Here is the background. In 1995, “Cowboys and Aliens,” an 11-page comic book by Steven John Busti, appeared in the first issue of the magazine Bizarre Fantasy.
Two years later, Platinum Studios Inc. published a one-sheet image of a spaceship chasing a cowboy with the title “Cowboys and Aliens. This broadside was intended to drum up interest in a potential movie. The film rights were purchased by Universal Studios Inc. and Dreamworks II.
In 2006, Platinum published a graphic novel, “Cowboys and Aliens,” Universal released the movie five years later, and Platinum reissued the graphic novel in conjunction with the movie.
In December 2011, Busti sued Platinum, Universal, and Dreamworks in the U.S. District Court for the Western District of Texas—Busti was from Austin--alleging that the graphic novel and the film infringed Busti's copyright in his comic book.
At first blush, it would seem to be a reasonable supposition that the comic book titled “Cowboys and Aliens” inspired the broadside with the same title which inspired the movie with the same title. But that just means that the idea of cowboys versus aliens was out there. Did Platinum executives have access to Busti’s comic book? Were the comic book and the graphic novel substantially similar?
In response to the defendants’ motion for summary judgment, Judge Sam Sparks wrote that there was no indication that Busti’s comic book had been widely disseminated enough that Platinum executives must have seen it. He further stated that Busti’s comic book dealt with the general idea of cowboys versus aliens and no specific scenes from Busti’s comic book were used in the graphic novel or the movie.

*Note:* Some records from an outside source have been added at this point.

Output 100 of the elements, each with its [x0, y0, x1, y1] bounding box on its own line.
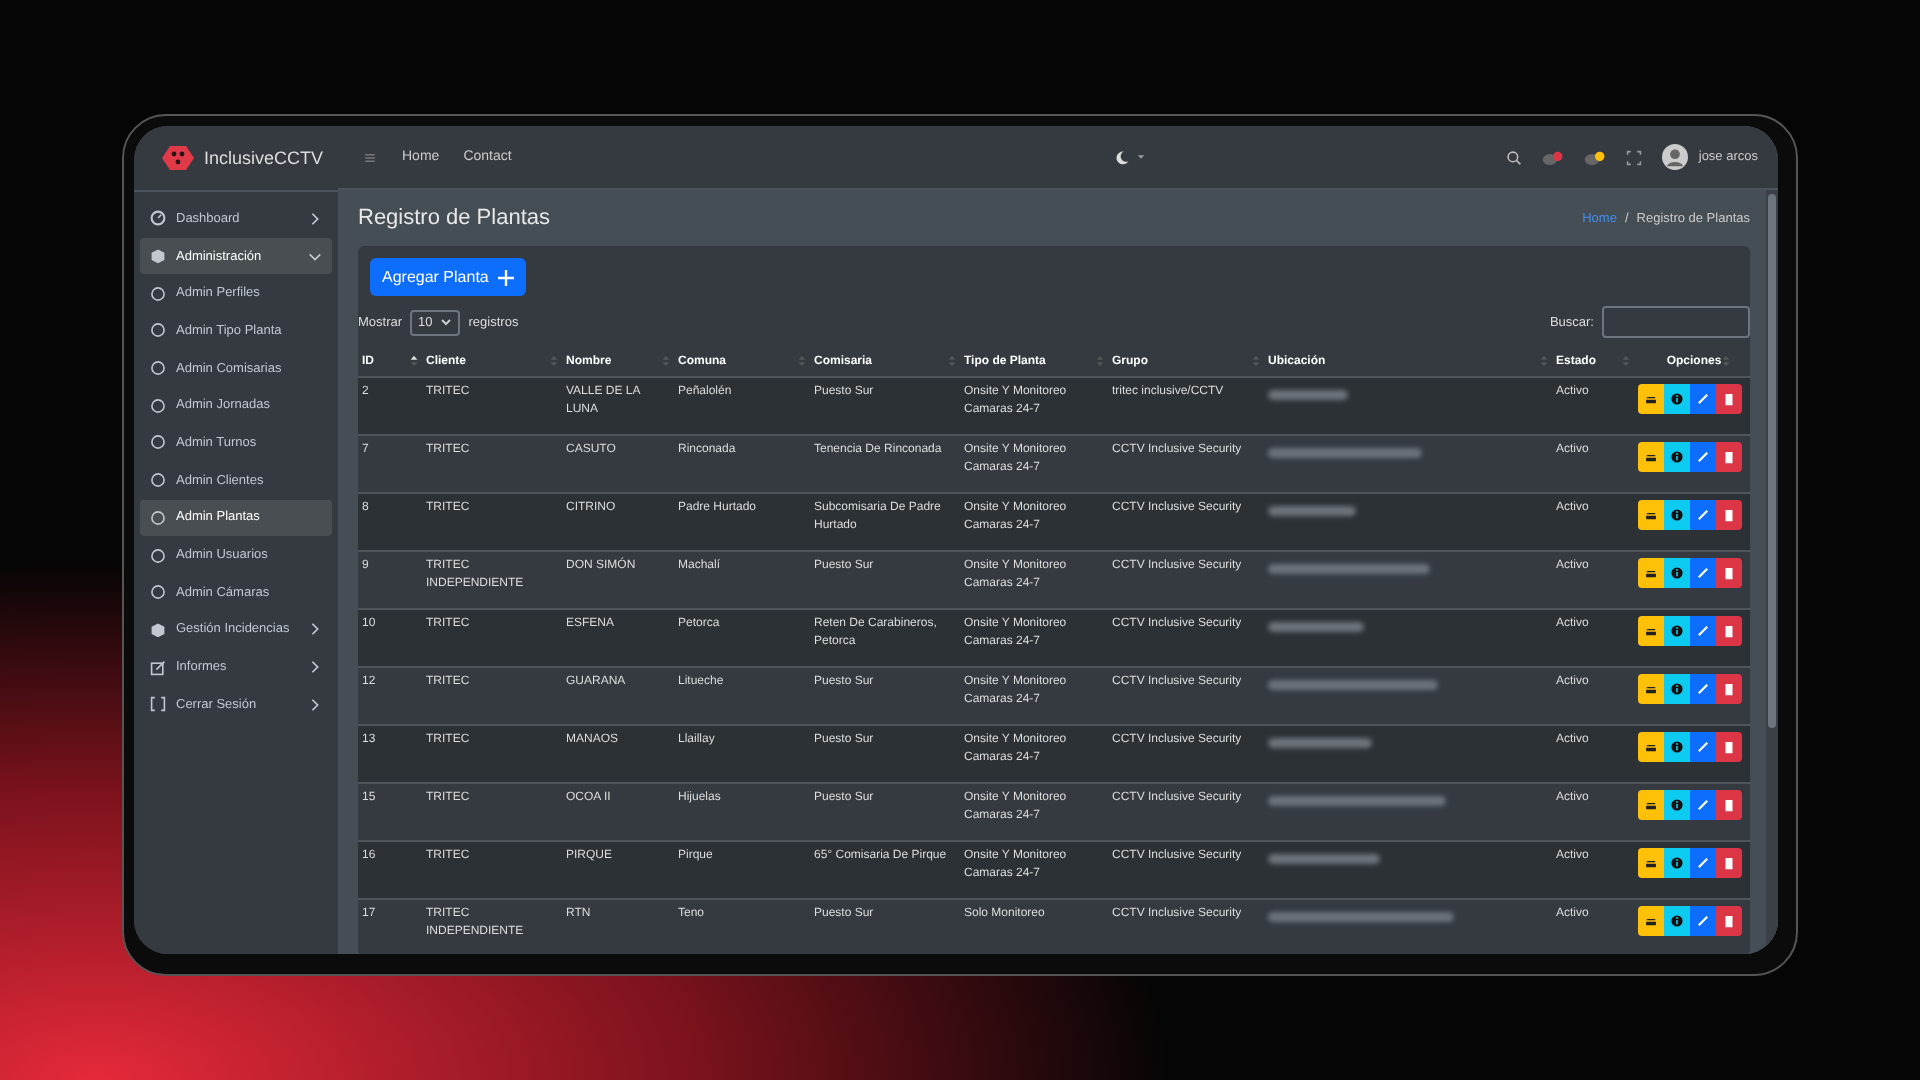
document-button[interactable]: [1638, 790, 1664, 820]
trash-icon: [1722, 624, 1736, 638]
info-button[interactable]: [1664, 790, 1690, 820]
fullscreen-icon[interactable]: [1626, 149, 1643, 165]
avatar-icon[interactable]: [1662, 144, 1689, 170]
circle-icon: [150, 472, 166, 489]
circle-icon: [150, 285, 166, 302]
trash-icon: [1722, 740, 1736, 754]
moon-icon[interactable]: [1113, 149, 1130, 165]
info-button[interactable]: [1664, 732, 1690, 762]
info-icon: [1670, 740, 1684, 754]
delete-button[interactable]: [1716, 732, 1742, 762]
circle-icon: [150, 397, 166, 414]
cube-icon: [150, 621, 166, 638]
edit-button[interactable]: [1690, 442, 1716, 472]
pencil-icon: [1696, 914, 1710, 928]
caret-icon: [1135, 152, 1146, 162]
delete-button[interactable]: [1716, 906, 1742, 936]
sort-icon: [1721, 354, 1730, 368]
document-button[interactable]: [1638, 384, 1664, 414]
edit-button[interactable]: [1690, 616, 1716, 646]
info-button[interactable]: [1664, 558, 1690, 588]
pencil-icon: [1696, 508, 1710, 522]
chat-icon[interactable]: [1542, 149, 1565, 165]
circle-icon: [150, 547, 166, 564]
chevron-icon: [308, 622, 322, 637]
edit-button[interactable]: [1690, 790, 1716, 820]
chevron-icon: [308, 697, 322, 712]
edit-button[interactable]: [1690, 500, 1716, 530]
delete-button[interactable]: [1716, 790, 1742, 820]
info-button[interactable]: [1664, 848, 1690, 878]
search-icon[interactable]: [1506, 149, 1523, 165]
document-button[interactable]: [1638, 500, 1664, 530]
trash-icon: [1722, 450, 1736, 464]
redacted-text: [1268, 622, 1364, 632]
info-icon: [1670, 624, 1684, 638]
document-button[interactable]: [1638, 732, 1664, 762]
tray-icon: [1644, 798, 1658, 812]
trash-icon: [1722, 508, 1736, 522]
circle-icon: [150, 434, 166, 451]
info-button[interactable]: [1664, 906, 1690, 936]
chevron-icon: [308, 249, 322, 264]
message-icon[interactable]: [1584, 149, 1607, 165]
redacted-text: [1268, 738, 1372, 748]
delete-button[interactable]: [1716, 616, 1742, 646]
delete-button[interactable]: [1716, 674, 1742, 704]
tray-icon: [1644, 508, 1658, 522]
edit-button[interactable]: [1690, 732, 1716, 762]
circle-icon: [150, 322, 166, 339]
circle-icon: [150, 360, 166, 377]
document-button[interactable]: [1638, 906, 1664, 936]
info-icon: [1670, 566, 1684, 580]
pencil-icon: [1696, 566, 1710, 580]
tray-icon: [1644, 450, 1658, 464]
delete-button[interactable]: [1716, 442, 1742, 472]
pencil-icon: [1696, 624, 1710, 638]
info-button[interactable]: [1664, 674, 1690, 704]
info-icon: [1670, 508, 1684, 522]
document-button[interactable]: [1638, 616, 1664, 646]
trash-icon: [1722, 914, 1736, 928]
tray-icon: [1644, 740, 1658, 754]
edit-button[interactable]: [1690, 674, 1716, 704]
chevron-icon: [308, 660, 322, 675]
caret-icon: [440, 316, 453, 328]
document-button[interactable]: [1638, 558, 1664, 588]
edit-button[interactable]: [1690, 906, 1716, 936]
menu-icon[interactable]: [362, 149, 378, 165]
search-field[interactable]: [1602, 306, 1750, 338]
pencil-icon: [1696, 450, 1710, 464]
edit-button[interactable]: [1690, 384, 1716, 414]
pencil-icon: [1696, 798, 1710, 812]
cube-icon: [150, 248, 166, 265]
gauge-icon: [150, 210, 166, 227]
delete-button[interactable]: [1716, 558, 1742, 588]
tray-icon: [1644, 682, 1658, 696]
edit-button[interactable]: [1690, 848, 1716, 878]
trash-icon: [1722, 682, 1736, 696]
delete-button[interactable]: [1716, 848, 1742, 878]
edit-button[interactable]: [1690, 558, 1716, 588]
delete-button[interactable]: [1716, 384, 1742, 414]
info-button[interactable]: [1664, 442, 1690, 472]
add-button[interactable]: Agregar Planta: [370, 258, 527, 296]
tray-icon: [1644, 914, 1658, 928]
info-button[interactable]: [1664, 500, 1690, 530]
trash-icon: [1722, 798, 1736, 812]
info-button[interactable]: [1664, 384, 1690, 414]
document-button[interactable]: [1638, 848, 1664, 878]
pencil-icon: [1696, 682, 1710, 696]
redacted-text: [1268, 506, 1356, 516]
info-button[interactable]: [1664, 616, 1690, 646]
document-button[interactable]: [1638, 674, 1664, 704]
brand-name[interactable]: InclusiveCCTV: [204, 148, 324, 168]
delete-button[interactable]: [1716, 500, 1742, 530]
info-icon: [1670, 450, 1684, 464]
trash-icon: [1722, 392, 1736, 406]
logo-icon: [162, 144, 194, 172]
document-button[interactable]: [1638, 442, 1664, 472]
tray-icon: [1644, 624, 1658, 638]
info-icon: [1670, 914, 1684, 928]
chevron-icon: [308, 211, 322, 226]
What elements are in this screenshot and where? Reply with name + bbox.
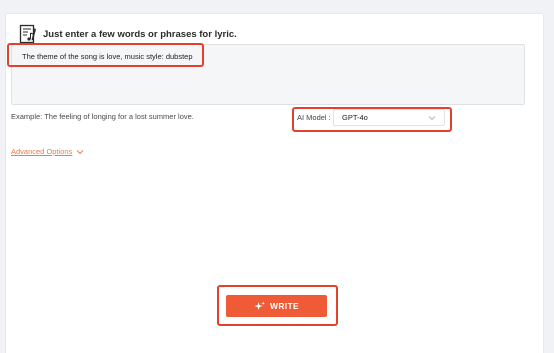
- advanced-options-toggle[interactable]: Advanced Options: [11, 147, 84, 156]
- write-highlight-box: [217, 285, 338, 326]
- example-text: Example: The feeling of longing for a lo…: [11, 112, 194, 121]
- music-notepad-icon: [19, 24, 36, 44]
- form-title: Just enter a few words or phrases for ly…: [43, 28, 237, 40]
- form-header: Just enter a few words or phrases for ly…: [19, 24, 237, 44]
- chevron-down-icon: [76, 149, 84, 154]
- input-highlight-box: [7, 43, 204, 67]
- advanced-options-label: Advanced Options: [11, 147, 73, 156]
- model-highlight-box: [292, 107, 452, 132]
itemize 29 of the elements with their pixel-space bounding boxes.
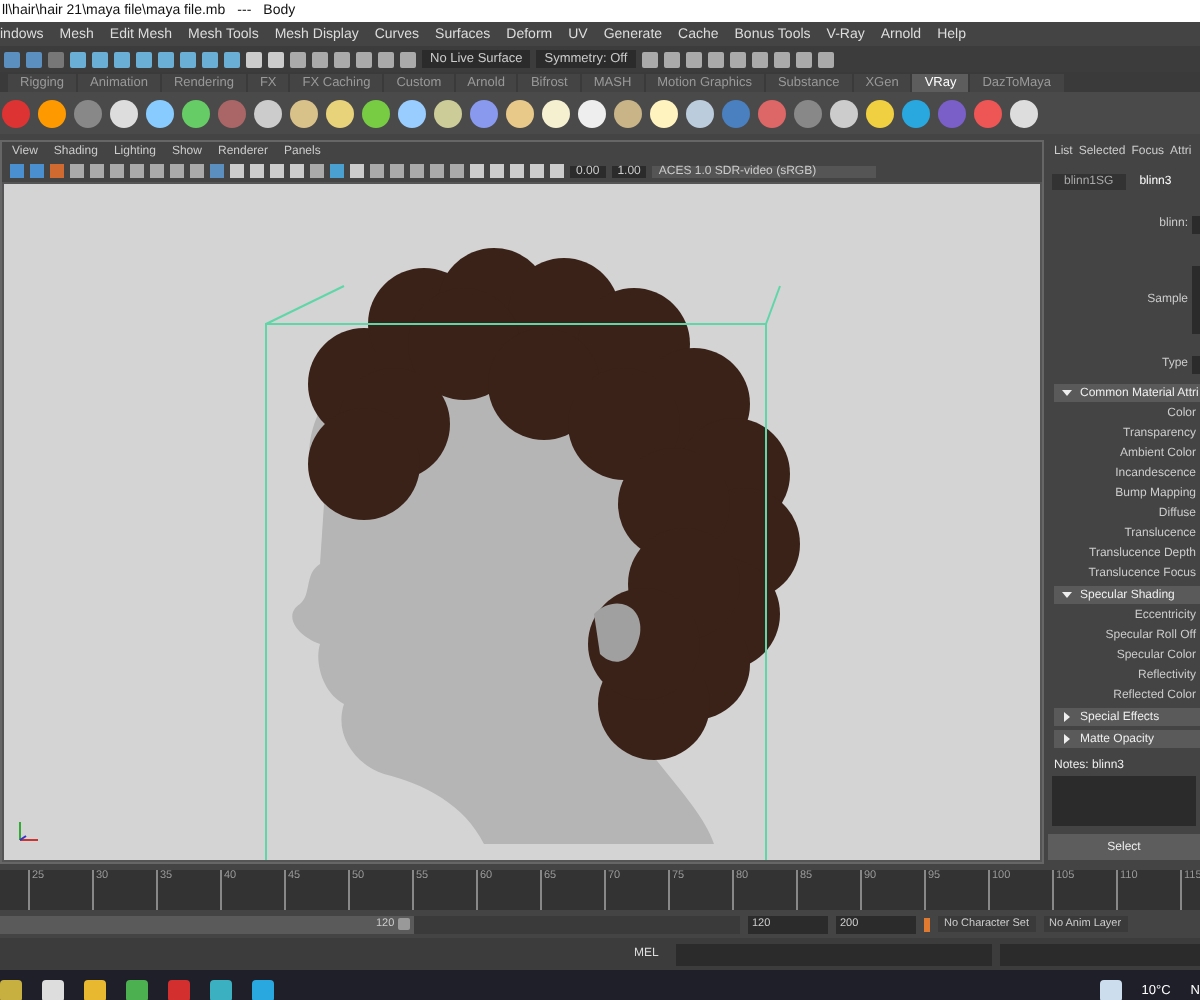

The court wrote that there was “overwhelming” evidence that the graphic novel had been independently created and concluded that the 1995 comic book and the novel and film were not substantially similar.
Over and over the court rejected what it called Busti’s speculations that people at Platinum must have seen his comic book. He could not prove access. And in the end, what the court saw was two works with the same title that dealt with the same very general idea.
The court consequently granted the defendants’ motion for summary judgment of non-infringement.
I wrote earlier of the similarities between Orson Welles’ Citizen Kane (1941) and George Cukor’s Keeper of the Flame (1942). Both dealt with major public figures and with journalists who find that the men, who both lived in gigantic mansions, turn out to be less than they seemed on the surface. The lighting of Flame also seems similar to that of Kane. And there are also dissimilarities between the two films in period and tone, in the darker character of Forest in Flame as opposed to the more complex Charles Foster Kane, and in quality.
Citizen Kane was released by RKO, and Flame by M-G-M. While not a major financial success, Kane received a great deal of attention, was nominated for best picture, and won the Oscar for best screenplay. When Flame came out, it did respectable business, received no major nominations, is primarily know as the second pairing of Spencer Tracy and Katherine Hepburn, and nobody got sued.
Years later Cukor claimed that he had not seen Kane when he was working on Flame. “Something was in the air,” he said.